"Aggressione a sfondo sessuale a una autista Ataf"

La denuncia della Rsu: è successo ieri sera al capolinea del 35, all'Indicatore. La donna è riuscita a dare l'allarme e a fuggire. I carabinieri di Campi hanno fermato l'autore. Lulurgas (Cgil), "Servono soluzioni, le lavoratrici e i lavoratori hanno il diritto di svolgere la propria mansione tranquillamente"


I sindacati Ataf denunciano un'aggressione ad una autista, ieri sera verso le 21 al capolinea della linea 35 all’Indicatore. "A differenza delle altre volte - sottolinea in una nota Rsu Ataf Gestioni Srl - come racconta la nostra collega tuttora sotto choc, l’aggressione è stata a sfondo sessuale, e se non si è consumata una vera e propria violenza, lo si deve solamente alla puntuale reazione e fuga della stessa. A certificare l'accaduto sono stati i Carabinieri di Campi Bisenzio, intervenuti sul posto a seguito della pronta richiesta della Collega, i quali hanno messo in stato di fermo lo squilibrato".

Oltre a manifestare vicinanza e solidarietà all'Autista coinvolta, la RSU di ATAF Gestioni denuncia ancora una volta "la mancanza di sicurezza di alcuni capolinea periferici e locati in zone pressoché isolate, protagonisti sempre più di fatti incresciosi come questo, che mettono a repentaglio la sicurezza dei colleghi e dei fruitori del servizio stesso, e chiede si prendano rapidamente provvedimenti per la messa in sicurezza degli stessi o per l’individuazione di località alternative ove effettuare capolinea, le quali possano essere maggiormente sicure e controllate, onde evitare il ripetersi di episodi del genere”.

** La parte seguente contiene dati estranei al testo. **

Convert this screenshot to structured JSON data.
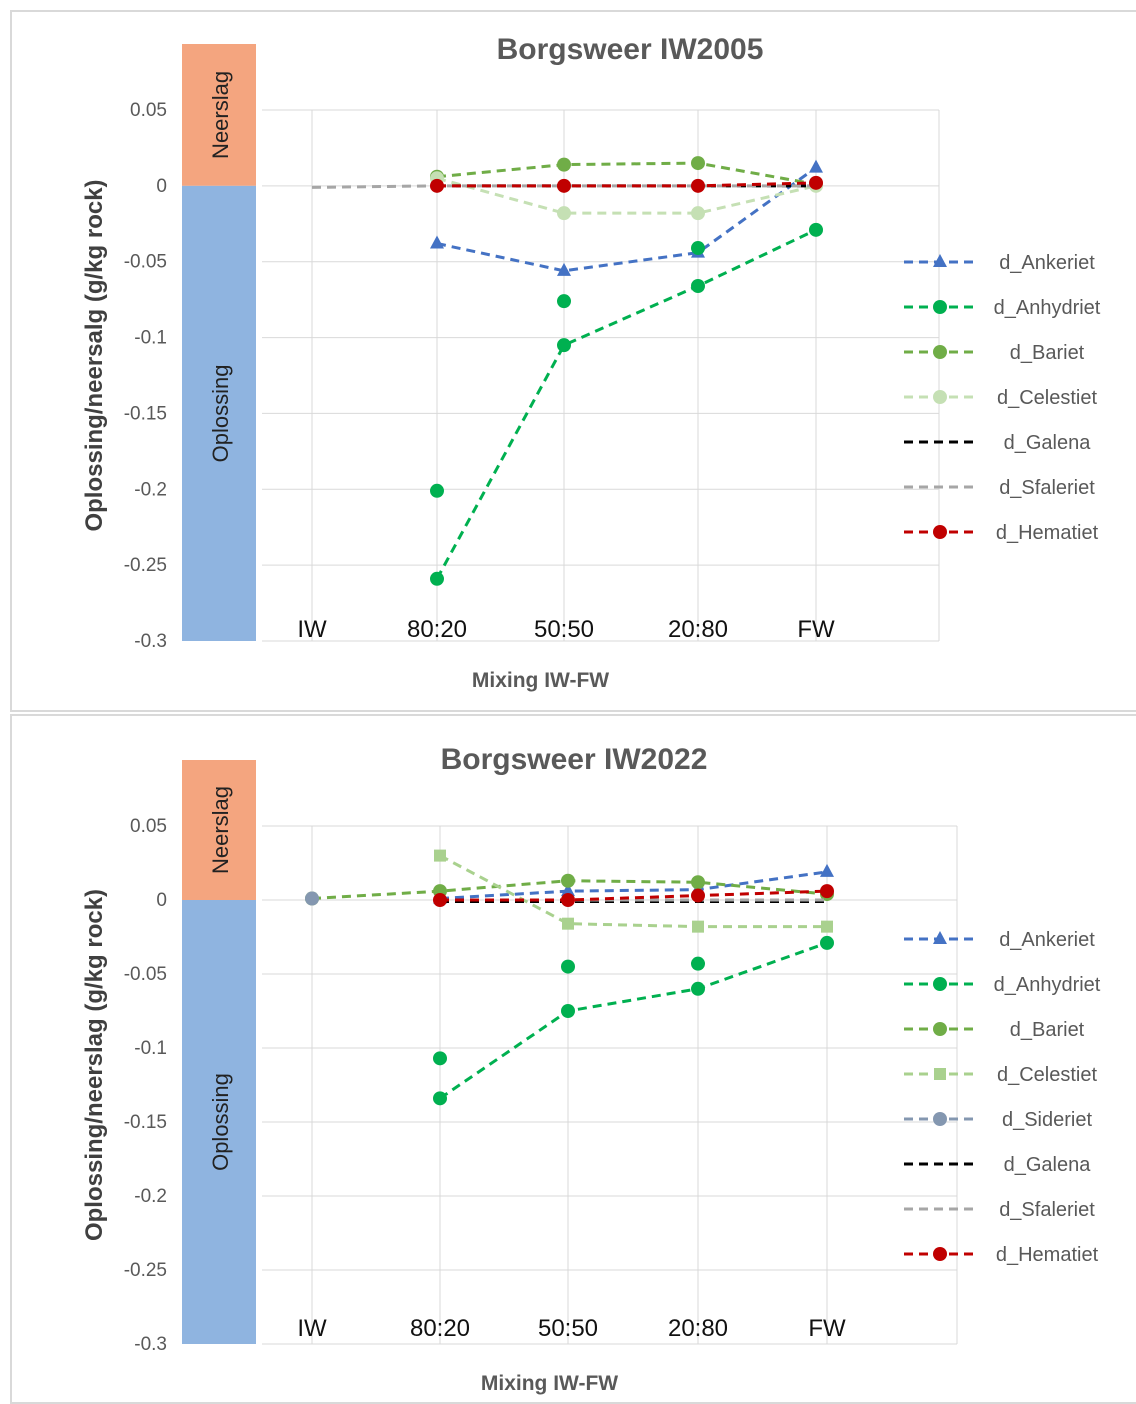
{
  "charts": [
    {
      "chart_data": {
        "type": "line",
        "title": "Borgsweer IW2005",
        "xlabel": "Mixing IW-FW",
        "ylabel": "Oplossing/neersalg (g/kg rock)",
        "categories": [
          "IW",
          "80:20",
          "50:50",
          "20:80",
          "FW"
        ],
        "ylim": [
          -0.3,
          0.05
        ],
        "yticks": [
          "0.05",
          "0",
          "-0.05",
          "-0.1",
          "-0.15",
          "-0.2",
          "-0.25",
          "-0.3"
        ],
        "grid": true,
        "legend_position": "right",
        "band_labels": {
          "upper": "Neerslag",
          "lower": "Oplossing"
        },
        "series": [
          {
            "name": "d_Ankeriet",
            "color": "#4472c4",
            "marker": "triangle",
            "values": [
              null,
              -0.038,
              -0.056,
              -0.044,
              0.012
            ]
          },
          {
            "name": "d_Anhydriet",
            "color": "#00b050",
            "marker": "circle",
            "values": [
              null,
              -0.259,
              -0.105,
              -0.066,
              -0.029
            ]
          },
          {
            "name": "d_Anhydriet_b",
            "color": "#00b050",
            "marker": "circle",
            "line": false,
            "legend": false,
            "values": [
              null,
              -0.201,
              -0.076,
              -0.041,
              null
            ]
          },
          {
            "name": "d_Bariet",
            "color": "#70ad47",
            "marker": "circle",
            "values": [
              null,
              0.006,
              0.014,
              0.015,
              0.001
            ]
          },
          {
            "name": "d_Celestiet",
            "color": "#c5e0b4",
            "marker": "circle",
            "values": [
              null,
              0.005,
              -0.018,
              -0.018,
              0.0
            ]
          },
          {
            "name": "d_Galena",
            "color": "#000000",
            "marker": "none",
            "values": [
              null,
              0.0,
              0.0,
              0.0,
              0.0
            ]
          },
          {
            "name": "d_Sfaleriet",
            "color": "#a6a6a6",
            "marker": "none",
            "values": [
              -0.001,
              0.0,
              0.0,
              0.0,
              0.0
            ]
          },
          {
            "name": "d_Hematiet",
            "color": "#c00000",
            "marker": "circle",
            "values": [
              null,
              0.0,
              0.0,
              0.0,
              0.002
            ]
          }
        ]
      }
    },
    {
      "chart_data": {
        "type": "line",
        "title": "Borgsweer IW2022",
        "xlabel": "Mixing IW-FW",
        "ylabel": "Oplossing/neerslag (g/kg rock)",
        "categories": [
          "IW",
          "80:20",
          "50:50",
          "20:80",
          "FW"
        ],
        "ylim": [
          -0.3,
          0.05
        ],
        "yticks": [
          "0.05",
          "0",
          "-0.05",
          "-0.1",
          "-0.15",
          "-0.2",
          "-0.25",
          "-0.3"
        ],
        "grid": true,
        "legend_position": "right",
        "band_labels": {
          "upper": "Neerslag",
          "lower": "Oplossing"
        },
        "series": [
          {
            "name": "d_Ankeriet",
            "color": "#4472c4",
            "marker": "triangle",
            "values": [
              null,
              0.001,
              0.006,
              0.007,
              0.019
            ]
          },
          {
            "name": "d_Anhydriet",
            "color": "#00b050",
            "marker": "circle",
            "values": [
              null,
              -0.134,
              -0.075,
              -0.06,
              -0.029
            ]
          },
          {
            "name": "d_Anhydriet_b",
            "color": "#00b050",
            "marker": "circle",
            "line": false,
            "legend": false,
            "values": [
              null,
              -0.107,
              -0.045,
              -0.043,
              null
            ]
          },
          {
            "name": "d_Bariet",
            "color": "#70ad47",
            "marker": "circle",
            "values": [
              0.001,
              0.006,
              0.013,
              0.012,
              0.004
            ]
          },
          {
            "name": "d_Celestiet",
            "color": "#a9d18e",
            "marker": "square",
            "values": [
              null,
              0.03,
              -0.016,
              -0.018,
              -0.018
            ]
          },
          {
            "name": "d_Sideriet",
            "color": "#8497b0",
            "marker": "circle",
            "values": [
              0.001,
              null,
              null,
              null,
              null
            ]
          },
          {
            "name": "d_Galena",
            "color": "#000000",
            "marker": "none",
            "values": [
              null,
              -0.001,
              -0.001,
              -0.001,
              -0.001
            ]
          },
          {
            "name": "d_Sfaleriet",
            "color": "#a6a6a6",
            "marker": "none",
            "values": [
              null,
              0.0,
              0.0,
              0.0,
              0.0
            ]
          },
          {
            "name": "d_Hematiet",
            "color": "#c00000",
            "marker": "circle",
            "values": [
              null,
              0.0,
              0.0,
              0.003,
              0.006
            ]
          }
        ]
      }
    }
  ]
}
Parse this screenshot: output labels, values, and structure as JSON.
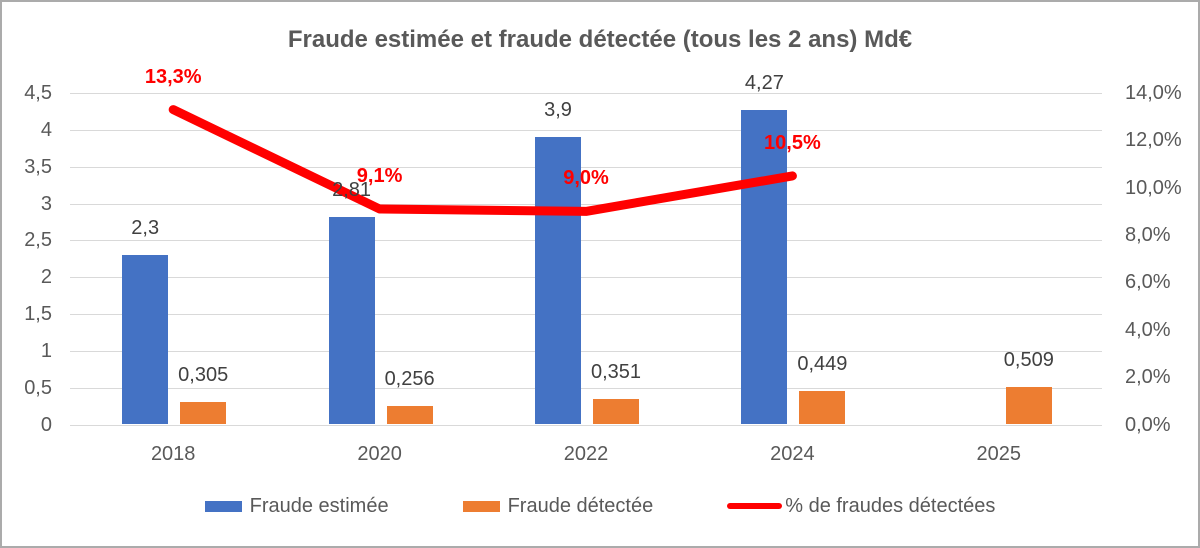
{
  "title": "Fraude estimée et fraude détectée (tous les 2 ans) Md€",
  "colors": {
    "bar_estimee": "#4472C4",
    "bar_detectee": "#ED7D31",
    "line_pct": "#FF0000",
    "axis_text": "#595959",
    "data_label": "#404040",
    "gridline": "#D9D9D9",
    "border": "#ABABAB",
    "background": "#FFFFFF"
  },
  "chart_data": {
    "type": "bar",
    "subtype": "combo bar + line, dual axis",
    "title": "Fraude estimée et fraude détectée (tous les 2 ans) Md€",
    "categories": [
      "2018",
      "2020",
      "2022",
      "2024",
      "2025"
    ],
    "series": [
      {
        "name": "Fraude estimée",
        "type": "bar",
        "axis": "left",
        "color": "#4472C4",
        "values": [
          2.3,
          2.81,
          3.9,
          4.27,
          null
        ],
        "labels": [
          "2,3",
          "2,81",
          "3,9",
          "4,27",
          null
        ]
      },
      {
        "name": "Fraude détectée",
        "type": "bar",
        "axis": "left",
        "color": "#ED7D31",
        "values": [
          0.305,
          0.256,
          0.351,
          0.449,
          0.509
        ],
        "labels": [
          "0,305",
          "0,256",
          "0,351",
          "0,449",
          "0,509"
        ]
      },
      {
        "name": "% de fraudes détectées",
        "type": "line",
        "axis": "right",
        "color": "#FF0000",
        "values": [
          13.3,
          9.1,
          9.0,
          10.5,
          null
        ],
        "labels": [
          "13,3%",
          "9,1%",
          "9,0%",
          "10,5%",
          null
        ]
      }
    ],
    "left_axis": {
      "min": 0,
      "max": 4.5,
      "step": 0.5,
      "ticks": [
        "4,5",
        "4",
        "3,5",
        "3",
        "2,5",
        "2",
        "1,5",
        "1",
        "0,5",
        "0"
      ]
    },
    "right_axis": {
      "min": 0,
      "max": 14,
      "step": 2,
      "ticks": [
        "14,0%",
        "12,0%",
        "10,0%",
        "8,0%",
        "6,0%",
        "4,0%",
        "2,0%",
        "0,0%"
      ]
    },
    "grid": true,
    "legend_position": "bottom"
  },
  "legend": {
    "items": [
      {
        "label": "Fraude estimée",
        "swatch": "bar",
        "color": "#4472C4"
      },
      {
        "label": "Fraude détectée",
        "swatch": "bar",
        "color": "#ED7D31"
      },
      {
        "label": "% de fraudes détectées",
        "swatch": "line",
        "color": "#FF0000"
      }
    ]
  }
}
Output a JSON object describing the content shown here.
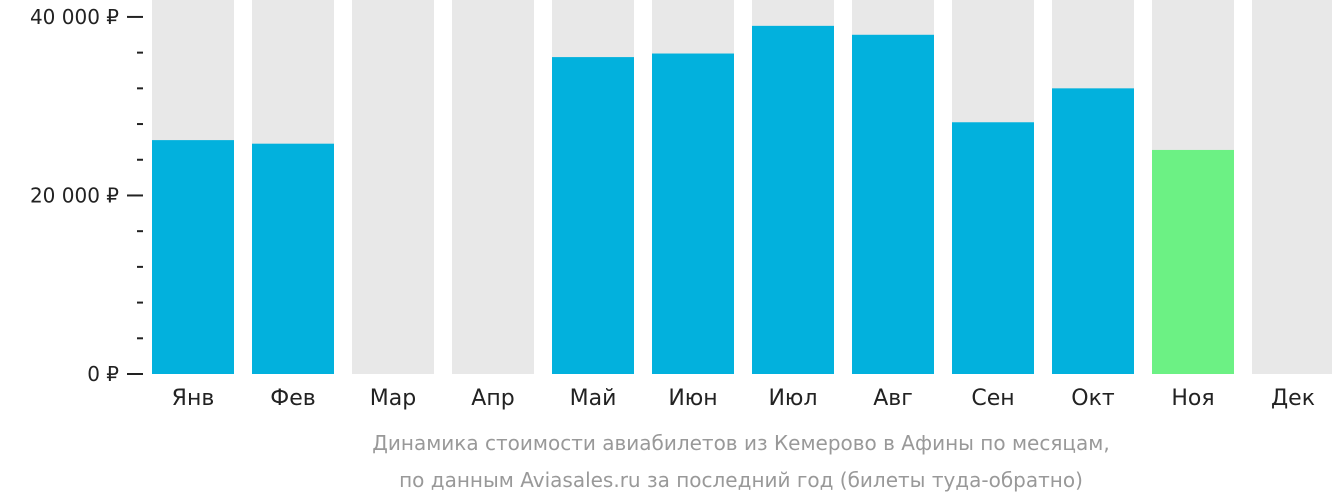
{
  "chart_data": {
    "type": "bar",
    "categories": [
      "Янв",
      "Фев",
      "Мар",
      "Апр",
      "Май",
      "Июн",
      "Июл",
      "Авг",
      "Сен",
      "Окт",
      "Ноя",
      "Дек"
    ],
    "values": [
      26200,
      25800,
      null,
      null,
      35500,
      35900,
      39000,
      38000,
      28200,
      32000,
      25100,
      null
    ],
    "ylim": [
      0,
      41000
    ],
    "yticks": [
      0,
      20000,
      40000
    ],
    "ytick_labels": [
      "0 ₽",
      "20 000 ₽",
      "40 000 ₽"
    ],
    "minor_tick_step": 4000,
    "highlight_index": 10,
    "colors": {
      "bar": "#02b1dd",
      "highlight": "#6cf184",
      "background_bar": "#e8e8e8",
      "axis": "#222222",
      "caption": "#999999"
    },
    "caption_line1": "Динамика стоимости авиабилетов из Кемерово в Афины по месяцам,",
    "caption_line2": "по данным Aviasales.ru за последний год (билеты туда-обратно)"
  }
}
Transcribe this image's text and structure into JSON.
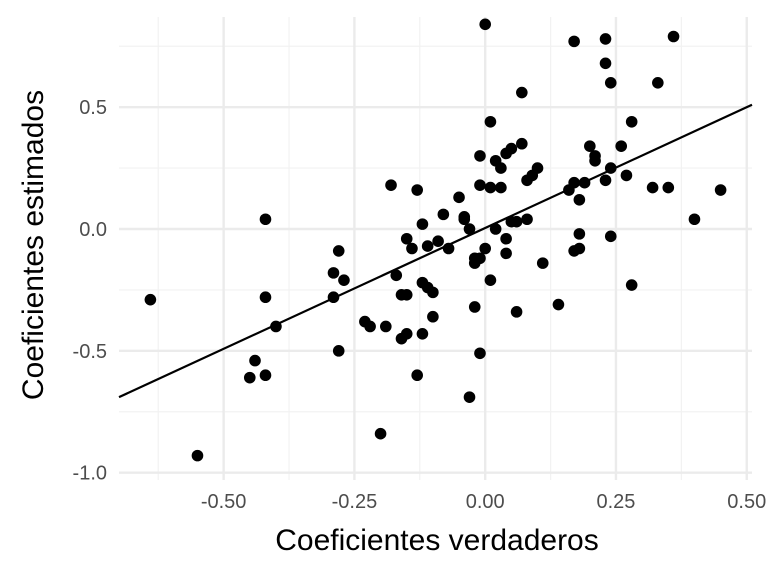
{
  "chart_data": {
    "type": "scatter",
    "title": "",
    "xlabel": "Coeficientes verdaderos",
    "ylabel": "Coeficientes estimados",
    "xlim": [
      -0.7,
      0.51
    ],
    "ylim": [
      -1.03,
      0.87
    ],
    "grid": true,
    "x_ticks": [
      -0.5,
      -0.25,
      0.0,
      0.25,
      0.5
    ],
    "x_tick_labels": [
      "-0.50",
      "-0.25",
      "0.00",
      "0.25",
      "0.50"
    ],
    "y_ticks": [
      -1.0,
      -0.5,
      0.0,
      0.5
    ],
    "y_tick_labels": [
      "-1.0",
      "-0.5",
      "0.0",
      "0.5"
    ],
    "fit_line": {
      "x": [
        -0.7,
        0.51
      ],
      "y": [
        -0.69,
        0.51
      ]
    },
    "points": {
      "x": [
        -0.64,
        -0.55,
        -0.45,
        -0.44,
        -0.42,
        -0.42,
        -0.42,
        -0.4,
        -0.29,
        -0.29,
        -0.28,
        -0.28,
        -0.27,
        -0.23,
        -0.22,
        -0.2,
        -0.19,
        -0.18,
        -0.17,
        -0.16,
        -0.16,
        -0.15,
        -0.15,
        -0.15,
        -0.14,
        -0.13,
        -0.13,
        -0.12,
        -0.12,
        -0.12,
        -0.11,
        -0.11,
        -0.1,
        -0.1,
        -0.09,
        -0.08,
        -0.07,
        -0.05,
        -0.04,
        -0.04,
        -0.03,
        -0.03,
        -0.02,
        -0.02,
        -0.02,
        -0.01,
        -0.01,
        -0.01,
        -0.01,
        0.0,
        0.0,
        0.01,
        0.01,
        0.01,
        0.02,
        0.02,
        0.03,
        0.03,
        0.04,
        0.04,
        0.04,
        0.05,
        0.05,
        0.06,
        0.06,
        0.07,
        0.07,
        0.08,
        0.08,
        0.09,
        0.1,
        0.11,
        0.14,
        0.16,
        0.17,
        0.17,
        0.17,
        0.18,
        0.18,
        0.18,
        0.19,
        0.2,
        0.21,
        0.21,
        0.23,
        0.23,
        0.23,
        0.24,
        0.24,
        0.24,
        0.26,
        0.27,
        0.28,
        0.28,
        0.32,
        0.33,
        0.35,
        0.36,
        0.4,
        0.45
      ],
      "y": [
        -0.29,
        -0.93,
        -0.61,
        -0.54,
        -0.6,
        -0.28,
        0.04,
        -0.4,
        -0.18,
        -0.28,
        -0.09,
        -0.5,
        -0.21,
        -0.38,
        -0.4,
        -0.84,
        -0.4,
        0.18,
        -0.19,
        -0.27,
        -0.45,
        -0.27,
        -0.43,
        -0.04,
        -0.08,
        -0.6,
        0.16,
        -0.43,
        -0.22,
        0.02,
        -0.07,
        -0.24,
        -0.36,
        -0.26,
        -0.05,
        0.06,
        -0.08,
        0.13,
        0.05,
        0.04,
        -0.69,
        0.0,
        -0.32,
        -0.12,
        -0.14,
        0.18,
        0.3,
        -0.51,
        -0.12,
        0.84,
        -0.08,
        0.17,
        -0.21,
        0.44,
        0.0,
        0.28,
        0.25,
        0.17,
        -0.1,
        -0.04,
        0.31,
        0.33,
        0.03,
        0.03,
        -0.34,
        0.35,
        0.56,
        0.2,
        0.04,
        0.22,
        0.25,
        -0.14,
        -0.31,
        0.16,
        0.77,
        0.19,
        -0.09,
        -0.08,
        0.12,
        -0.02,
        0.19,
        0.34,
        0.3,
        0.28,
        0.2,
        0.68,
        0.78,
        -0.03,
        0.25,
        0.6,
        0.34,
        0.22,
        -0.23,
        0.44,
        0.17,
        0.6,
        0.17,
        0.79,
        0.04,
        0.16
      ]
    }
  }
}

“Penso sia diritto di ogni lavoratrice ed ogni lavoratore poter svolgere la propria mansione tranquillamente e con serenità - dichiara Michele Lulurgas, menbro della Rsu Ataf per Filt Cgil -  e non è ammissibile che chi si trova a fare capolinea dopo una certa ora debba farlo con l'ansia che si verifichi un'episodio del genere. Va garantita quanto prima la sicurezza ai capolinea e chiediamo un maggior presidio ed una puntuale attenzione verso le zone critiche da parte delle forze dell'ordine, alle quali va comunque il nostro ringraziamento per il lavoro che svolgono quotidianamente”.